The gross-out rage shows the extreme degree to which the transgression virus incubated by the intellectuals has entered into the public bloodstream. The lengths to which publicity-mongers must go to shock, and the public’s near inability to be shocked, are indications of what Roger Kimball (writing about transgressive art and sexual liberation in The Survival of Culture) calls “widespread moral anaesthesia”:

The fulfillment…of the radical emancipatory vision enunciated in the 1960s by such gurus as Herbert Marcuse and Norman O. Brown…When Tocqueville warned about the peculiar form of despotism that threatened democracy, he noted that instead of tyrannizing men, as past despotisms had done, it tended to infantilize them…What Tocqueville warned about, Marcuse celebrated, extolling the benefits of returning to a state of “primary narcissism”…in other words,…solipsism…as a moral indulgence, a way of life. (pp. 236-237)

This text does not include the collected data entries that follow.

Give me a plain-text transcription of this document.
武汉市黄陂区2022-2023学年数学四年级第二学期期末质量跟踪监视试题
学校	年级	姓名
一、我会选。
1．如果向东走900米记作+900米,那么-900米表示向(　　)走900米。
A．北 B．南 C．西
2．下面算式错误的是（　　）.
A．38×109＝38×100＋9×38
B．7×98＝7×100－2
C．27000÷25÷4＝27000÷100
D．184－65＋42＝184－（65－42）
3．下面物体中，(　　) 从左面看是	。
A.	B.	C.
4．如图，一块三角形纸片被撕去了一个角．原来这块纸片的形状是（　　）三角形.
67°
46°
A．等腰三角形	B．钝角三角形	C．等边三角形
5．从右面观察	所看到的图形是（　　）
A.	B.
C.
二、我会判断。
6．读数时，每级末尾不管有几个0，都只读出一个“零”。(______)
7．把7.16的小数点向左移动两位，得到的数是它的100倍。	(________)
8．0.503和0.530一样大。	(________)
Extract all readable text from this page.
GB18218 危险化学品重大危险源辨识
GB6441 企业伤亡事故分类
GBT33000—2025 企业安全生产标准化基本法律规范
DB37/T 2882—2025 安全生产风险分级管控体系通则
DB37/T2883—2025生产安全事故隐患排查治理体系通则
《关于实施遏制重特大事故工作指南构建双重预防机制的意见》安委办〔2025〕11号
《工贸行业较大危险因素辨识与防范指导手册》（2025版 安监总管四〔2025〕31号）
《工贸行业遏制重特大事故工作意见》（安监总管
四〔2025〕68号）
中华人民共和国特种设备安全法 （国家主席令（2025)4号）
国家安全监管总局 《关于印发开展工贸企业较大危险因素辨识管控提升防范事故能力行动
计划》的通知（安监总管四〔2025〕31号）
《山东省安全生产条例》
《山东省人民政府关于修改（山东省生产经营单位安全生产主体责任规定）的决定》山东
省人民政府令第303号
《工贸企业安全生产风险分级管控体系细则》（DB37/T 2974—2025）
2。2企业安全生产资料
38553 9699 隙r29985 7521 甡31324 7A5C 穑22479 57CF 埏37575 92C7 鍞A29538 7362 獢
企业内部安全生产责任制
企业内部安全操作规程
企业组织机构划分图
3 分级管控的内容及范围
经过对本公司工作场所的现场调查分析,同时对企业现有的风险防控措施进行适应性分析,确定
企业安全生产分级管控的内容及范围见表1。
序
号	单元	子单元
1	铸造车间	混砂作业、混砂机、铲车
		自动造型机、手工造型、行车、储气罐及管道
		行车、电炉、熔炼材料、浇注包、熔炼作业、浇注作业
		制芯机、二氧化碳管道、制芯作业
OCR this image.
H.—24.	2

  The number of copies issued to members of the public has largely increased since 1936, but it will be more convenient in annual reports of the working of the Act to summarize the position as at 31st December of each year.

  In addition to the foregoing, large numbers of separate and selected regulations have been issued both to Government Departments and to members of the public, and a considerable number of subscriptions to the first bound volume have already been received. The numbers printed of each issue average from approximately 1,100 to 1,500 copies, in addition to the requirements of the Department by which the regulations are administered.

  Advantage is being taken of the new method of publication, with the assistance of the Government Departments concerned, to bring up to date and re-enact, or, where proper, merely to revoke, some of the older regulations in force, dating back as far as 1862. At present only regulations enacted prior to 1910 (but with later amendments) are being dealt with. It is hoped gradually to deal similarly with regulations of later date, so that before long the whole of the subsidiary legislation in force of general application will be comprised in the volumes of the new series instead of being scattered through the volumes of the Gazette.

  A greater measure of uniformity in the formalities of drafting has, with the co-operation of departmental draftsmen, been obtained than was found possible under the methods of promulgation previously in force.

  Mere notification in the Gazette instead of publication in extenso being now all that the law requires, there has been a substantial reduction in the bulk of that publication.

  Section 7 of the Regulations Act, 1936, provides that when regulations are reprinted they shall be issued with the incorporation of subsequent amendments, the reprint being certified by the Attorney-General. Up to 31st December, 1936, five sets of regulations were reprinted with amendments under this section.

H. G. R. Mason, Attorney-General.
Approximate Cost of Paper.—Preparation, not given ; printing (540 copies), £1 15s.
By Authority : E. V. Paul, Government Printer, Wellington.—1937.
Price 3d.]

If civilization is to be salvaged, we must transcend transgression — “regress,” as it were, to an understanding of culture as famously defined by Matthew Arnold, culture as the repository of humanity’s highest spiritual, intellectual and aesthetic aspirations, or “the best that has been thought and said in the world.”

There is no denying that it will be a long climb up from the current day depredation of gross-out culture and its like. But climb we must or sink in grossness, and thus be infantilized and ultimately rendered powerless in face of barbarism.

From gross to best? From our lips to the ears of God.

– Candace de Russy is a trustee of the State University of New York and an adjunct fellow at the Hudson Institute.